Tann rechnete inzwischen jederzeit mit einem Angriff.
Selbst Elrik fiel in dieser Zeit immer öfter auf, wie
angespannt sein Vater wirkte. Und das machte ihm Sorgen. Er wusste nicht, was
die Hells planten, aber er wusste, dass Wirt ganz sicher nicht böse war.
Doch jedes
Mal, wenn er versuchte, mit seinem Vater darüber zu reden, sagte der nur: „Mach
dir keine Sorgen! Ich werde dafür sorgen, dass euch nichts passiert.“
Und dann ließ
er ihn stehen. Elrik hatte nicht einmal die Möglichkeit, vernünftig mit
ihm darüber zu reden. Nicht, dass er überhaupt gewusst hätte, wie er das anstellen
sollte. Wie er seinen Vater davon überzeugen sollte, dass nicht alle der Hells
schlechte Menschen waren. Alles, was er momentan tun konnte, war, sich Sorgen
zu machen.
Danas Sorgen derweil waren ein wenig anderer Natur.
‚Diana wird viel zu schnell groß‘,
dachte sie gerade, als sie ihre Zweitgeborene in den Armen hielt und die blauen
Augen beobachtete, die von ihr fortgingen und über den Hof schweiften.

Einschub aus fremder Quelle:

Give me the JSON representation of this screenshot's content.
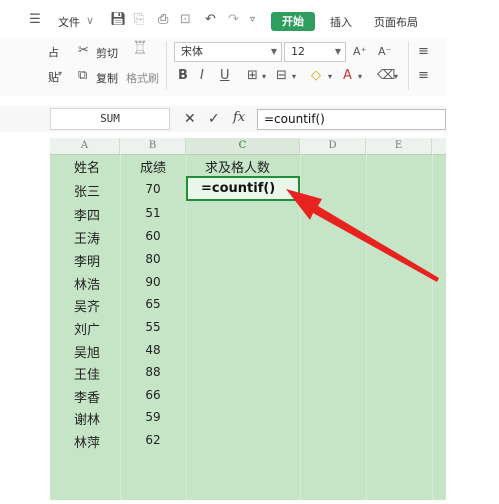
{
  "ribbon_tabs": {
    "file": "文件",
    "start": "开始",
    "insert": "插入",
    "page_layout": "页面布局",
    "dropdown_caret": "∨"
  },
  "toolbar": {
    "cut": "剪切",
    "copy": "复制",
    "format_painter": "格式刷",
    "paste_fragment_top": "占",
    "paste_fragment_bottom": "贴"
  },
  "font": {
    "name": "宋体",
    "size": "12"
  },
  "formula_bar": {
    "name_box": "SUM",
    "cancel_glyph": "✕",
    "confirm_glyph": "✓",
    "fx": "fx",
    "formula": "=countif()"
  },
  "columns": [
    "A",
    "B",
    "C",
    "D",
    "E"
  ],
  "headers": {
    "name": "姓名",
    "score": "成绩",
    "count": "求及格人数"
  },
  "rows": [
    {
      "name": "张三",
      "score": "70"
    },
    {
      "name": "李四",
      "score": "51"
    },
    {
      "name": "王涛",
      "score": "60"
    },
    {
      "name": "李明",
      "score": "80"
    },
    {
      "name": "林浩",
      "score": "90"
    },
    {
      "name": "吴齐",
      "score": "65"
    },
    {
      "name": "刘广",
      "score": "55"
    },
    {
      "name": "吴旭",
      "score": "48"
    },
    {
      "name": "王佳",
      "score": "88"
    },
    {
      "name": "李香",
      "score": "66"
    },
    {
      "name": "谢林",
      "score": "59"
    },
    {
      "name": "林萍",
      "score": "62"
    }
  ],
  "active_cell_text": "=countif()",
  "colors": {
    "sheet_bg": "#c6e5c6",
    "accent_green": "#2e9d5e",
    "arrow_red": "#e8231f"
  }
}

‚Bald schon wird sie mich auch nicht mehr
brauchen. Genau wie Jana. Jana war ja schon immer sehr viel unabhängiger,
aber in letzter Zeit bin ich froh, wenn ich sie überhaupt mal zu Gesicht
bekomme.
Wenigstens hält sie sich inzwischen
an Regeln. Da hatte diese ganze unglückselige Sache im Wald
wenigstens ein Gutes. Ich wünschte zwar, dass der arme Aan nicht darunter hätte
leiden müssen, aber dafür weiß ich jetzt, dass Jana bereut, wenn sie etwas
Falsches tut und daraus lernt. Dass ich mir keine Sorgen machen muss, dass sie ein schlechter Mensch wird.‘
Sie drückte Diana an sich. ‚Ich hoffe trotzdem, dass du nicht so
unabhängig wirst. Dass du mich noch ein bisschen länger brauchen wirst.‘
‚Wenn du es nämlich
eines Tages nicht mehr tust, werden alle meine Tage wie die vermaledeiten
Abende aussehen.
Immer, wenn du schläfst und die Arbeit
getan ist, wird mir nämlich bewusst, wie allein ich inzwischen bin. Klar, ich
bin nicht wirklich allein. Es ist immer irgendjemand da. Aber dennoch fühle ich
mich so.‘
‚Manchmal kann ich
es einfach nicht ertragen, die Anderen zu sehen. Ihr Glück, ihr Unglück. Es
fühlt sich einfach so an, als würde ich nicht dazugehören. Vielleicht bin ich deshalb in letzter Zeit
lieber für mich.‘
‚Wem mache ich
eigentlich etwas vor? Ich bin in letzter Zeit lieber für mich, weil ich mich
schlecht fühle, wenn ich bei den Anderen bin. Wenn ich ihr Familienglück sehe
und an meine eigene Schuld erinnert werde.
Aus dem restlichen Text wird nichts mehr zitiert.